Knowing that certain species are very sensitive to pollution while others can tolerate poor water quality provides a glimpse of the purity of the water. Indicators of good water quality include mayflies, stoneflies, caddisflies, riffle beetles and gill breathing snails. Intermediate water quality includes freshwater clams, mussels, crayfish, dragonflies, and damselflies. Animals that can tolerate poor conditions include leeches, midges, black flies, worms and lung-breathing snails.

Therefore, a preponderance of stoneflies, mayflies and riffle beetles in a stream indicates good water quality.
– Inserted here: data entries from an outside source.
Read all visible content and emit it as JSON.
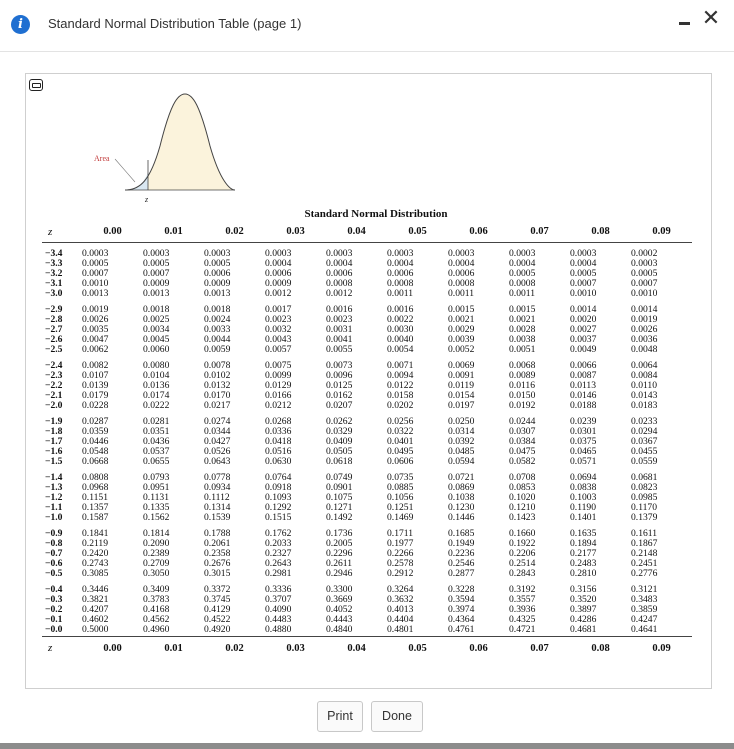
{
  "window": {
    "title": "Standard Normal Distribution Table (page 1)",
    "info_icon": "i",
    "close_icon": "✕"
  },
  "figure": {
    "area_label": "Area",
    "z_label": "z"
  },
  "table": {
    "title": "Standard Normal Distribution",
    "z_header": "z",
    "columns": [
      "0.00",
      "0.01",
      "0.02",
      "0.03",
      "0.04",
      "0.05",
      "0.06",
      "0.07",
      "0.08",
      "0.09"
    ],
    "groups": [
      {
        "z": [
          "−3.4",
          "−3.3",
          "−3.2",
          "−3.1",
          "−3.0"
        ],
        "values": [
          [
            "0.0003",
            "0.0003",
            "0.0003",
            "0.0003",
            "0.0003",
            "0.0003",
            "0.0003",
            "0.0003",
            "0.0003",
            "0.0002"
          ],
          [
            "0.0005",
            "0.0005",
            "0.0005",
            "0.0004",
            "0.0004",
            "0.0004",
            "0.0004",
            "0.0004",
            "0.0004",
            "0.0003"
          ],
          [
            "0.0007",
            "0.0007",
            "0.0006",
            "0.0006",
            "0.0006",
            "0.0006",
            "0.0006",
            "0.0005",
            "0.0005",
            "0.0005"
          ],
          [
            "0.0010",
            "0.0009",
            "0.0009",
            "0.0009",
            "0.0008",
            "0.0008",
            "0.0008",
            "0.0008",
            "0.0007",
            "0.0007"
          ],
          [
            "0.0013",
            "0.0013",
            "0.0013",
            "0.0012",
            "0.0012",
            "0.0011",
            "0.0011",
            "0.0011",
            "0.0010",
            "0.0010"
          ]
        ]
      },
      {
        "z": [
          "−2.9",
          "−2.8",
          "−2.7",
          "−2.6",
          "−2.5"
        ],
        "values": [
          [
            "0.0019",
            "0.0018",
            "0.0018",
            "0.0017",
            "0.0016",
            "0.0016",
            "0.0015",
            "0.0015",
            "0.0014",
            "0.0014"
          ],
          [
            "0.0026",
            "0.0025",
            "0.0024",
            "0.0023",
            "0.0023",
            "0.0022",
            "0.0021",
            "0.0021",
            "0.0020",
            "0.0019"
          ],
          [
            "0.0035",
            "0.0034",
            "0.0033",
            "0.0032",
            "0.0031",
            "0.0030",
            "0.0029",
            "0.0028",
            "0.0027",
            "0.0026"
          ],
          [
            "0.0047",
            "0.0045",
            "0.0044",
            "0.0043",
            "0.0041",
            "0.0040",
            "0.0039",
            "0.0038",
            "0.0037",
            "0.0036"
          ],
          [
            "0.0062",
            "0.0060",
            "0.0059",
            "0.0057",
            "0.0055",
            "0.0054",
            "0.0052",
            "0.0051",
            "0.0049",
            "0.0048"
          ]
        ]
      },
      {
        "z": [
          "−2.4",
          "−2.3",
          "−2.2",
          "−2.1",
          "−2.0"
        ],
        "values": [
          [
            "0.0082",
            "0.0080",
            "0.0078",
            "0.0075",
            "0.0073",
            "0.0071",
            "0.0069",
            "0.0068",
            "0.0066",
            "0.0064"
          ],
          [
            "0.0107",
            "0.0104",
            "0.0102",
            "0.0099",
            "0.0096",
            "0.0094",
            "0.0091",
            "0.0089",
            "0.0087",
            "0.0084"
          ],
          [
            "0.0139",
            "0.0136",
            "0.0132",
            "0.0129",
            "0.0125",
            "0.0122",
            "0.0119",
            "0.0116",
            "0.0113",
            "0.0110"
          ],
          [
            "0.0179",
            "0.0174",
            "0.0170",
            "0.0166",
            "0.0162",
            "0.0158",
            "0.0154",
            "0.0150",
            "0.0146",
            "0.0143"
          ],
          [
            "0.0228",
            "0.0222",
            "0.0217",
            "0.0212",
            "0.0207",
            "0.0202",
            "0.0197",
            "0.0192",
            "0.0188",
            "0.0183"
          ]
        ]
      },
      {
        "z": [
          "−1.9",
          "−1.8",
          "−1.7",
          "−1.6",
          "−1.5"
        ],
        "values": [
          [
            "0.0287",
            "0.0281",
            "0.0274",
            "0.0268",
            "0.0262",
            "0.0256",
            "0.0250",
            "0.0244",
            "0.0239",
            "0.0233"
          ],
          [
            "0.0359",
            "0.0351",
            "0.0344",
            "0.0336",
            "0.0329",
            "0.0322",
            "0.0314",
            "0.0307",
            "0.0301",
            "0.0294"
          ],
          [
            "0.0446",
            "0.0436",
            "0.0427",
            "0.0418",
            "0.0409",
            "0.0401",
            "0.0392",
            "0.0384",
            "0.0375",
            "0.0367"
          ],
          [
            "0.0548",
            "0.0537",
            "0.0526",
            "0.0516",
            "0.0505",
            "0.0495",
            "0.0485",
            "0.0475",
            "0.0465",
            "0.0455"
          ],
          [
            "0.0668",
            "0.0655",
            "0.0643",
            "0.0630",
            "0.0618",
            "0.0606",
            "0.0594",
            "0.0582",
            "0.0571",
            "0.0559"
          ]
        ]
      },
      {
        "z": [
          "−1.4",
          "−1.3",
          "−1.2",
          "−1.1",
          "−1.0"
        ],
        "values": [
          [
            "0.0808",
            "0.0793",
            "0.0778",
            "0.0764",
            "0.0749",
            "0.0735",
            "0.0721",
            "0.0708",
            "0.0694",
            "0.0681"
          ],
          [
            "0.0968",
            "0.0951",
            "0.0934",
            "0.0918",
            "0.0901",
            "0.0885",
            "0.0869",
            "0.0853",
            "0.0838",
            "0.0823"
          ],
          [
            "0.1151",
            "0.1131",
            "0.1112",
            "0.1093",
            "0.1075",
            "0.1056",
            "0.1038",
            "0.1020",
            "0.1003",
            "0.0985"
          ],
          [
            "0.1357",
            "0.1335",
            "0.1314",
            "0.1292",
            "0.1271",
            "0.1251",
            "0.1230",
            "0.1210",
            "0.1190",
            "0.1170"
          ],
          [
            "0.1587",
            "0.1562",
            "0.1539",
            "0.1515",
            "0.1492",
            "0.1469",
            "0.1446",
            "0.1423",
            "0.1401",
            "0.1379"
          ]
        ]
      },
      {
        "z": [
          "−0.9",
          "−0.8",
          "−0.7",
          "−0.6",
          "−0.5"
        ],
        "values": [
          [
            "0.1841",
            "0.1814",
            "0.1788",
            "0.1762",
            "0.1736",
            "0.1711",
            "0.1685",
            "0.1660",
            "0.1635",
            "0.1611"
          ],
          [
            "0.2119",
            "0.2090",
            "0.2061",
            "0.2033",
            "0.2005",
            "0.1977",
            "0.1949",
            "0.1922",
            "0.1894",
            "0.1867"
          ],
          [
            "0.2420",
            "0.2389",
            "0.2358",
            "0.2327",
            "0.2296",
            "0.2266",
            "0.2236",
            "0.2206",
            "0.2177",
            "0.2148"
          ],
          [
            "0.2743",
            "0.2709",
            "0.2676",
            "0.2643",
            "0.2611",
            "0.2578",
            "0.2546",
            "0.2514",
            "0.2483",
            "0.2451"
          ],
          [
            "0.3085",
            "0.3050",
            "0.3015",
            "0.2981",
            "0.2946",
            "0.2912",
            "0.2877",
            "0.2843",
            "0.2810",
            "0.2776"
          ]
        ]
      },
      {
        "z": [
          "−0.4",
          "−0.3",
          "−0.2",
          "−0.1",
          "−0.0"
        ],
        "values": [
          [
            "0.3446",
            "0.3409",
            "0.3372",
            "0.3336",
            "0.3300",
            "0.3264",
            "0.3228",
            "0.3192",
            "0.3156",
            "0.3121"
          ],
          [
            "0.3821",
            "0.3783",
            "0.3745",
            "0.3707",
            "0.3669",
            "0.3632",
            "0.3594",
            "0.3557",
            "0.3520",
            "0.3483"
          ],
          [
            "0.4207",
            "0.4168",
            "0.4129",
            "0.4090",
            "0.4052",
            "0.4013",
            "0.3974",
            "0.3936",
            "0.3897",
            "0.3859"
          ],
          [
            "0.4602",
            "0.4562",
            "0.4522",
            "0.4483",
            "0.4443",
            "0.4404",
            "0.4364",
            "0.4325",
            "0.4286",
            "0.4247"
          ],
          [
            "0.5000",
            "0.4960",
            "0.4920",
            "0.4880",
            "0.4840",
            "0.4801",
            "0.4761",
            "0.4721",
            "0.4681",
            "0.4641"
          ]
        ]
      }
    ]
  },
  "buttons": {
    "print": "Print",
    "done": "Done"
  },
  "colors": {
    "info_icon": "#1f6fd1",
    "curve_fill": "#fbf3dc",
    "area_fill": "#d9e7f1",
    "curve_stroke": "#444444"
  }
}
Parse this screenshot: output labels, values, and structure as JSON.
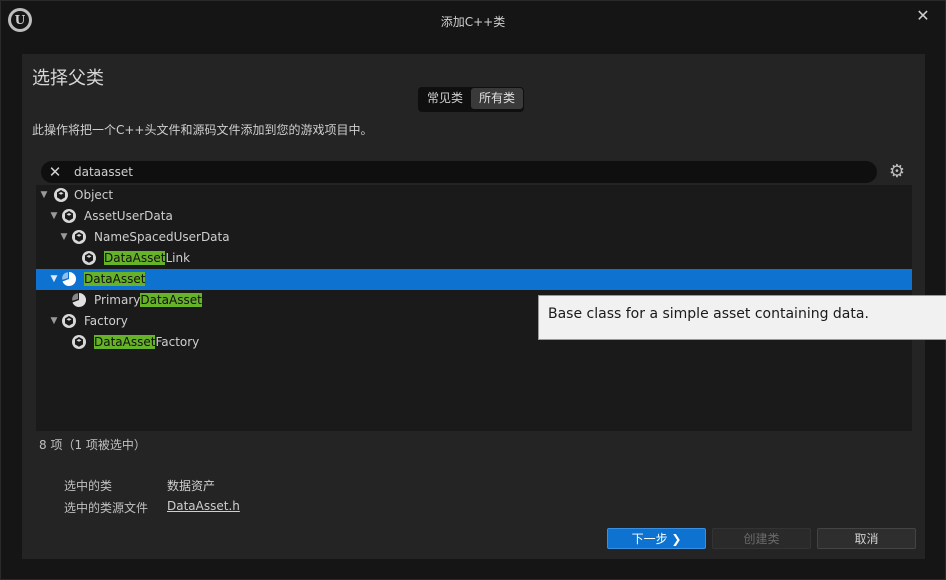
{
  "window": {
    "title": "添加C++类",
    "logo_text": "U",
    "close_icon": "✕"
  },
  "dialog": {
    "heading": "选择父类",
    "description": "此操作将把一个C++头文件和源码文件添加到您的游戏项目中。",
    "tabs": [
      {
        "label": "常见类",
        "active": false
      },
      {
        "label": "所有类",
        "active": true
      }
    ]
  },
  "search": {
    "value": "dataasset",
    "clear_icon": "✕",
    "settings_icon": "⚙"
  },
  "tree": {
    "rows": [
      {
        "prefix": "",
        "match": "",
        "suffix": "Object",
        "expanded": true,
        "icon": "class-icon"
      },
      {
        "prefix": "",
        "match": "",
        "suffix": "AssetUserData",
        "expanded": true,
        "icon": "class-icon"
      },
      {
        "prefix": "",
        "match": "",
        "suffix": "NameSpacedUserData",
        "expanded": true,
        "icon": "class-icon"
      },
      {
        "prefix": "",
        "match": "DataAsset",
        "suffix": "Link",
        "expanded": null,
        "icon": "class-icon"
      },
      {
        "prefix": "",
        "match": "DataAsset",
        "suffix": "",
        "expanded": true,
        "icon": "pie-chart-icon",
        "selected": true
      },
      {
        "prefix": "Primary",
        "match": "DataAsset",
        "suffix": "",
        "expanded": null,
        "icon": "pie-chart-icon"
      },
      {
        "prefix": "",
        "match": "",
        "suffix": "Factory",
        "expanded": true,
        "icon": "class-icon"
      },
      {
        "prefix": "",
        "match": "DataAsset",
        "suffix": "Factory",
        "expanded": null,
        "icon": "class-icon"
      }
    ]
  },
  "status": {
    "count": "8 项（1 项被选中）"
  },
  "selection": {
    "class_label": "选中的类",
    "class_value": "数据资产",
    "file_label": "选中的类源文件",
    "file_value": "DataAsset.h"
  },
  "buttons": {
    "next": "下一步 ❯",
    "create": "创建类",
    "cancel": "取消"
  },
  "tooltip": {
    "text": "Base class for a simple asset containing data."
  },
  "colors": {
    "selection": "#0e72d1",
    "highlight": "#66b329",
    "background": "#151515",
    "panel": "#242424"
  }
}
Water samples are also evaluated for their dissolved oxygen, pH, acid neutralizing capacity, and amount of nitrogen and phosphorus present, each being an indicator of water quality. In most cases, the more dissolved oxygen found, the better the water quality.

The presence of high concentrations of nutrients such as nitrogen and phosphorus can promote dense plant growth such as “algae blooms,” which impacts the health of the stream. The influence of acid rain is causing some streams to develop a lowered “acidic” pH which can be harmful to aquatic plants and animals. Thus, the pH and buffering capacity of the stream is another important health consideration.

In addition, evaluating fish and wildlife populations provides a clue of the relative health of the stream. Observing species like brook trout in a stream is a very good indicator of stream health, since this fish is very sensitive to water quality or temperature changes.

Finally, looking at the color or condition of the water and the stream banks provides a glimpse into stream health. A healthy stream has clear, cool water and wide stream banks that have not eroded.

Frederick County contains some very high quality “first order” streams, along with some waterways with rather poor water quality.